There are people out there for whom a million quid would be nothing, chicken feed, pocket money, yet they would begrudge someone like me that cash. Rich people think all the money in the world should be theirs. It sits in their bank accounts achieving nothing. What does it do for Musk to have an extra million in his account? He wouldn’t even notice it. He could give half of his fortune away and wouldn’t even notice that it was gone. It’s not as though he even has that money, physically speaking. He’s not swimming around in it like Scrooge McDuck. It’s not paper and coins that he can touch and smell and roll about in naked! It’s all ones and zeros on a computer screen and most of it he’ll not live long enough to spend so why not spread it about to people who might actually appreciate it?
Because the little guy doesn’t deserve it?
Does the big guy?
No one deserves that money. No one in this world actually deserves anything. People just get what they get, and mostly it is down to luck, being in the right place at the right time and having the right set of circumstances coming together.

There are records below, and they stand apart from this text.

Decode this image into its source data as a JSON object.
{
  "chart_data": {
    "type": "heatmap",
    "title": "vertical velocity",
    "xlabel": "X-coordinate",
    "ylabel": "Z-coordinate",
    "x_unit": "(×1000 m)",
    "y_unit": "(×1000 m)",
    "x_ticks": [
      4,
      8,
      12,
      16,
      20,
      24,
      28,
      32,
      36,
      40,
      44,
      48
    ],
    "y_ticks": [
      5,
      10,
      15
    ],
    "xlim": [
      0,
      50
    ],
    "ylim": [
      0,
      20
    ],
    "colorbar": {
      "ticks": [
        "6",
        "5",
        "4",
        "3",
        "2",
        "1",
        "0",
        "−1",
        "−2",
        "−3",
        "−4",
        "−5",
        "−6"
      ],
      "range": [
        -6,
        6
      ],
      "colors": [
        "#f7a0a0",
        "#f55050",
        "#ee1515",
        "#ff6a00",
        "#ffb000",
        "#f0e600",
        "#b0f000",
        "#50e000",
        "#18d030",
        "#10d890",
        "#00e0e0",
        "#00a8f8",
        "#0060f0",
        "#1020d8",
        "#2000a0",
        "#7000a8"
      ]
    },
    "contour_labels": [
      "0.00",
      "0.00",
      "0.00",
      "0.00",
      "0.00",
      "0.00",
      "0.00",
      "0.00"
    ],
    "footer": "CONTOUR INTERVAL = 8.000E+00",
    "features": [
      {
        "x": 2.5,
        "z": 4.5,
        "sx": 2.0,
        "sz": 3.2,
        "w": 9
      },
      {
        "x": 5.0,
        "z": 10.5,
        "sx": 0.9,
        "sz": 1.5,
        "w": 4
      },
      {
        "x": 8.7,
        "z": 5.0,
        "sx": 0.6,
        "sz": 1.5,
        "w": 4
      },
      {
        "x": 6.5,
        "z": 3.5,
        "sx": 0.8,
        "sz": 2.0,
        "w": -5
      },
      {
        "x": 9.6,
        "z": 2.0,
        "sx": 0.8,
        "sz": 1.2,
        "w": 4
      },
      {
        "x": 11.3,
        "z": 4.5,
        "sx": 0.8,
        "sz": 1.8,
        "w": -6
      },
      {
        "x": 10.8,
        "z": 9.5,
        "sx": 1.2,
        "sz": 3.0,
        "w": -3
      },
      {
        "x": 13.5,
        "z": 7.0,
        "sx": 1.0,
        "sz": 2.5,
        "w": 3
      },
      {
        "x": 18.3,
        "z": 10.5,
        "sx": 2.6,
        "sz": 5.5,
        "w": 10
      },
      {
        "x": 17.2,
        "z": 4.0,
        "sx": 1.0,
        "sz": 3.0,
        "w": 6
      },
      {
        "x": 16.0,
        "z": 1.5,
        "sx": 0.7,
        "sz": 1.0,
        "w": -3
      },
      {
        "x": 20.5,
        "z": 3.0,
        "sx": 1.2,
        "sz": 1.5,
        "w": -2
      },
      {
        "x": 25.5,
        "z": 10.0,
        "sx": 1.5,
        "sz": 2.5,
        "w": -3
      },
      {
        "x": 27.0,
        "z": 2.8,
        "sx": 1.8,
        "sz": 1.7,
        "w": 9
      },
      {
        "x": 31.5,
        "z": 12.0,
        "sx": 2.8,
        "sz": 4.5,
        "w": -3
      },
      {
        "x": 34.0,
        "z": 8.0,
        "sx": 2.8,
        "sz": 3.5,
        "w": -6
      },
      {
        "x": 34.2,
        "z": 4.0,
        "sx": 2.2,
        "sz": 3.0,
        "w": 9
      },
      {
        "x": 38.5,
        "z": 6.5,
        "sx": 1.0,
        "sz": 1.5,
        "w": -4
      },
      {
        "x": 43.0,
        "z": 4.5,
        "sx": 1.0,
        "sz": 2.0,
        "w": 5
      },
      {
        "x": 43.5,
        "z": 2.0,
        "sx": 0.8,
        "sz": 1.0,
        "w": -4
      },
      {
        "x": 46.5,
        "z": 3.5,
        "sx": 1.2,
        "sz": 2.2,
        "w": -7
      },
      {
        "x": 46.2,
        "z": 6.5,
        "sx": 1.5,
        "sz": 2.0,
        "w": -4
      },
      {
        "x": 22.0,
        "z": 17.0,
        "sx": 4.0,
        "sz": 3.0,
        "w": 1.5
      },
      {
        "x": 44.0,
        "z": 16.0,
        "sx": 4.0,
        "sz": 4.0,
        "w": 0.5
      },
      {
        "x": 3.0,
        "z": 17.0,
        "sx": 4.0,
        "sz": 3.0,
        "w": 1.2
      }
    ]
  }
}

Think about the people who win the lottery – the big winners. Do they “deserve” that win? Did they do something to earn it? Was it their good characters that made them worthy? The god of good fortune saw them buying a ticket and went “oh yes, Mrs Smith is a fine lady, volunteers at the WI and bakes cookies for orphans”, “Mr Brown is a member of the Salvation Army and worked as a plumber for forty years so he deserves a win”.
I remember the year that a convicted rapist won big on the lottery. Did he “deserve” that? Lots of people at the time thought “aw, hell no!” But was he deserving? Who decides: me, you, society…God?
Am I deserving of winning the lottery? If not why not?
People on benefits have won the lottery and others begrudged that. “How dare they!”, “they don’t deserve it”, “they didn’t earn that money.”
Urm, it’s the lottery. No one “earns” a lottery win. You buy a ticket and if you’re lucky your numbers come up. The idea that the hard working man “deserves” that win more than the unemployed man is just ridiculous. The lottery isn’t a job. You don’t work hard to deserve that win. You handed a quid over to the shopkeeper. That’s all you did.
And if the unemployed man wins the lottery isn’t that to everyone’s benefit? He can now get off the dole so the taxes of the hard working man are now no longer being used to “prop” him up.
Isn’t it really just mean-spirited jealousy that leads to people hating the poor for getting anything nice? Saying they don’t deserve it is just stupid. They no more or less deserve it than you do. Than anyone does.
I “deserve” or don’t deserve a win as much or as less as the next guy. And, of course, I’d love that win. I’d prefer though to earn that money through my writing. I would consider that a reward for all my hard work and would feel like more of an achievement than simply winning it. Though I wouldn’t say no if I did win it rather than earn it.
And whether I earned it or won it my response would be the same. Buy house, quit day job, live quietly and contentedly continuing to write my books.
My life would not change in a vast way. Sure, I’d buy a few nice trinkets and take a few holidays, see something of the world and try to broaden my horizons but essentially my life would go on the same as it has been. I’d write and read. I’d do the garden on weekends. Only now, I’d have a nice garden to tend and not some strip of crappy council grass out the back. I wouldn’t be roaring down the street in a Lamborghini and having wild drug parties in a twenty-bed mansion or hanging out with celebs. Money or not that isn’t me. I’d still buy stuff from second-hand shops and go in Iceland for my cheese! Unless they do the same brand in M&S I see no reason go on there. Though maybe I’d buy that cheese direct from the dairy instead. Urm, there’s a thought. If I won more than a million maybe I’d buy the dairy. Maybe I’d buy the factory where they make Pringles and find out what they’ve done to ruin my once favourite cheese and onion flavour and get them to undo it! Ha.